Esistono o non esistono? Questo è il problema. E parliamo di alieni o meglio di civiltà extraterrestri. Ebbene, se esistono in qualche modo dovremmo trovarli, giusto? Ora, un nuovo studio propone una spiegazione tanto intrigante quanto inaspettata: forse gli alieni ci sono, ma sono meno avanzati tecnologicamente di quanto possiamo pensare. In sintesi, combattono anche loro con piccoli e grandi problemi ai mezzi di comunicazione. Proprio per questa arretratezza umani ed extraterrestri non riescono a scoprirsi a vicenda.
Robin Corbet, astrofisico senior presso l’Università del Maryland e ricercatore al Goddard Space Flight Center della NASA, è l’autore di questa teoria provocatoria. In un documento pubblicato su arXiv, che non è ancora stato sottoposto a revisione tra pari, Corbet spiega il concetto con un’analogia illuminante: “L’idea è che siano più avanzati, ma non molto più avanzati. È come avere un iPhone 42 invece di un iPhone 17. Questo sembra più possibile, più naturale, perché non propone nulla di estremo“.
L’equazione di Drake, una formula sviluppata per stimare il numero di civiltà nella Via Lattea capaci di trasmettere segnali radio, suggerisce che dovrebbero esisterne parecchie. La nostra civiltà emette segnali radio da decenni, quindi sappiamo che la risposta all’equazione di Drake deve essere almeno uno. In teoria, gli astrofisici hanno anche calcolato che civiltà sufficientemente avanzate potrebbero espandersi attraverso l’intera galassia in un tempo relativamente breve su scale astronomiche.

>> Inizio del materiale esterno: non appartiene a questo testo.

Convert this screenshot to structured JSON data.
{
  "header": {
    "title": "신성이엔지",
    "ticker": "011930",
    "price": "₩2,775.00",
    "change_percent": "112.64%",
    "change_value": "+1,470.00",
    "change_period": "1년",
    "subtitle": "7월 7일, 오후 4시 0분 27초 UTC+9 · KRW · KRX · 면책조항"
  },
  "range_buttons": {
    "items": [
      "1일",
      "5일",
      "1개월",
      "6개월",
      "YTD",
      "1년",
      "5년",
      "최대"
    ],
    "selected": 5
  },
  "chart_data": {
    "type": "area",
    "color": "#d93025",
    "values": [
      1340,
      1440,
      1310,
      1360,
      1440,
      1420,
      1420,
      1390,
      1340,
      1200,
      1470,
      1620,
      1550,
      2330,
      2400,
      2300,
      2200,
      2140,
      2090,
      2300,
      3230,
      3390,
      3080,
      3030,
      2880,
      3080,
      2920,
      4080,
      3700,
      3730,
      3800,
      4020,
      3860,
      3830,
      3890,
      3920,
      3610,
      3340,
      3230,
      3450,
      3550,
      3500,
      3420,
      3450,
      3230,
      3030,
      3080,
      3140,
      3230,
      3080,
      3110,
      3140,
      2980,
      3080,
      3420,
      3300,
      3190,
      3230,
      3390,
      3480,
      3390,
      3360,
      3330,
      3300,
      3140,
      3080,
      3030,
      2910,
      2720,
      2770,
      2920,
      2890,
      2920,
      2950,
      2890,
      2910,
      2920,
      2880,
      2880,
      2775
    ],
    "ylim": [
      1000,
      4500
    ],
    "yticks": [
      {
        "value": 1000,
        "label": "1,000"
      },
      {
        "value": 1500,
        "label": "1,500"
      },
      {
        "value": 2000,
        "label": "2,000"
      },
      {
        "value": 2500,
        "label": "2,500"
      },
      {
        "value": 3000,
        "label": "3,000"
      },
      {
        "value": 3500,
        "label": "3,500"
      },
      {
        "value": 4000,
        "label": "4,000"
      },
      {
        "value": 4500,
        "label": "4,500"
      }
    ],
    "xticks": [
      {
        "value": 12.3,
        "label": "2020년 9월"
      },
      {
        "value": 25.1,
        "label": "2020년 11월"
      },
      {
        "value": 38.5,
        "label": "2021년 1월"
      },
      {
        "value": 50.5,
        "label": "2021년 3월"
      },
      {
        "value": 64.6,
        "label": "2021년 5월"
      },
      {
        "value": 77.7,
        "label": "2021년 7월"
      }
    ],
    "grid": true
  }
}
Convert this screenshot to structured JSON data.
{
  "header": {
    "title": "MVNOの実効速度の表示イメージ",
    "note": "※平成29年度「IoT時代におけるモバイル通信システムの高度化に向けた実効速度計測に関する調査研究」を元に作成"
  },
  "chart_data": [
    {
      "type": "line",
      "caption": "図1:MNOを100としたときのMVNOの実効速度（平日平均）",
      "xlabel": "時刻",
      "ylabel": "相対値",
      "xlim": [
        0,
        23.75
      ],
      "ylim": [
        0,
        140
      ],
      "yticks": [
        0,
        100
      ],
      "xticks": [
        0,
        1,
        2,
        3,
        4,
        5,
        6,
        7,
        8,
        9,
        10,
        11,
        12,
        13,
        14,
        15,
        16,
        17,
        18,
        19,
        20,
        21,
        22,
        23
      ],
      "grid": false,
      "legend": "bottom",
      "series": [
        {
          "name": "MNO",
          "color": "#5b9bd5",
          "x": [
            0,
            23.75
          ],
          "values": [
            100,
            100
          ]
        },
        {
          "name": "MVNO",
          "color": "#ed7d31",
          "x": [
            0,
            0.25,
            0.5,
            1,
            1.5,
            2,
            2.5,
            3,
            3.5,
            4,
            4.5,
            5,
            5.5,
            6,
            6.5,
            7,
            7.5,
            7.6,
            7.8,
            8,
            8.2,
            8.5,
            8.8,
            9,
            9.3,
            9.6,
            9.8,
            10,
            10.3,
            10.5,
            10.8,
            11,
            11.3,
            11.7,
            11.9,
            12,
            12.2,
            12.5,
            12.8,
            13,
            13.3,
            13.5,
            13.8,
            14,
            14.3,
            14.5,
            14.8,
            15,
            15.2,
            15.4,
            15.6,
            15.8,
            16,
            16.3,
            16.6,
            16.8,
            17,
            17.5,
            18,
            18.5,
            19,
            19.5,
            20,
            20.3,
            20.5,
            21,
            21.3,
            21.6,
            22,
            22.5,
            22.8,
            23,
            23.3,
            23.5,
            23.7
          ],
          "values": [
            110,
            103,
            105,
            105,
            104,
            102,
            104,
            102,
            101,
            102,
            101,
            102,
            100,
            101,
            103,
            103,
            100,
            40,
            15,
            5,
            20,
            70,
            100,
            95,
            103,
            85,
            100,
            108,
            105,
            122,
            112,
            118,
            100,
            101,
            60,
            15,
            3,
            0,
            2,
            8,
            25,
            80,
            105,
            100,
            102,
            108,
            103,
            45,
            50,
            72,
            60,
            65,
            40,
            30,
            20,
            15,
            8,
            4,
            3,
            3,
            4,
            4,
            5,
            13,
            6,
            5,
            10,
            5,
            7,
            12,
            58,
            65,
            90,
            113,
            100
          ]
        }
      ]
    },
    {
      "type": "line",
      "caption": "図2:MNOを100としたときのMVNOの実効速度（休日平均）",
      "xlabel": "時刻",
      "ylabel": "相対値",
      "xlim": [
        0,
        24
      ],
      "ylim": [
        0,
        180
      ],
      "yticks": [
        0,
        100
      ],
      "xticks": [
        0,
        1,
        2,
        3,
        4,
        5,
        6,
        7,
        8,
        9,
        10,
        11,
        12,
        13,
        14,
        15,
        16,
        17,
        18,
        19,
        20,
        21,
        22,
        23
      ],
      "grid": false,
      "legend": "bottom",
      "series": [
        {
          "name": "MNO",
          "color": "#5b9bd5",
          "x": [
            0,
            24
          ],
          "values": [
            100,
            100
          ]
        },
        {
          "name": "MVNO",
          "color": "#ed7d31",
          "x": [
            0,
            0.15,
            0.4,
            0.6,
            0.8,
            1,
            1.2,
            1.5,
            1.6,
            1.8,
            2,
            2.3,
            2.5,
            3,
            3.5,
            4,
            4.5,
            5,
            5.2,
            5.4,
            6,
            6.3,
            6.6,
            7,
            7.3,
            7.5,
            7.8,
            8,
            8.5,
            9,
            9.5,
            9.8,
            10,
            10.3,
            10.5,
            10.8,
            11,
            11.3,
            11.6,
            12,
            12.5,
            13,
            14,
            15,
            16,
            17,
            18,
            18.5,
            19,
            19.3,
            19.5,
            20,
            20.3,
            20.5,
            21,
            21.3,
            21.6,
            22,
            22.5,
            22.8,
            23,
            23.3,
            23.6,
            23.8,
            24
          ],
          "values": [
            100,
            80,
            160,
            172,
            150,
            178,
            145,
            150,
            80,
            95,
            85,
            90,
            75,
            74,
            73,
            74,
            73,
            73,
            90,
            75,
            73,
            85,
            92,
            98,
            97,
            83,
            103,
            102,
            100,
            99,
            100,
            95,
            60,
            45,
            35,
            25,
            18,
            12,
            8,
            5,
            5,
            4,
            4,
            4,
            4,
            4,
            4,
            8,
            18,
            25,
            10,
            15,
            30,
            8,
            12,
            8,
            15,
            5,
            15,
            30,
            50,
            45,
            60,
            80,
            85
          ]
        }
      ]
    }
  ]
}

Se qualche civiltà aliena avesse raggiunto questo traguardo, l’umanità dovrebbe essere in grado di rilevare la loro presenza attraverso diverse tecnofirme: segnali elettromagnetici artificiali, tracce di astroingegneria come il calore emanato dalle sfere di Dyson (ipotetiche megastrutture costruite attorno alle stelle per raccogliere energia), o persino manufatti extraterrestri sulla Terra. Finora, però, non abbiamo trovato nulla di tutto ciò. Da qui il punto: non è che non esistono, semplicemente non vogliono o non possono farsi trovare da noi.
L’ipotesi della radicalità ordinaria suggerisce quindi che l’umanità potrebbe essere vicina al massimo progresso tecnologico. E le civiltà aliene, al contrario, non avanzano abbastanza da poter facilmente rilevare o contattare altre specie intelligenti. Siamo due lati di una stessa medaglia. Non solo. Secondo Corbet, queste civiltà potrebbero col tempo perdere interesse nell’esplorazione cosmica, diventando statiche e, in un certo senso, annoiate. Scordate gli alieni minacciosi che vogliono conquistare la Terra: non ci tengono proprio.
Questo significa che non troveremo mai prove di vita extraterrestre? Non necessariamente. Nel suo documento, Corbet spiega che anche un mondo tecnologicamente ordinario potrebbe essere ancora rilevabile attraverso radiazioni di dispersione, e una tale scoperta “potrebbe non essere troppo lontana” se i radiotelescopi continueranno a migliorare.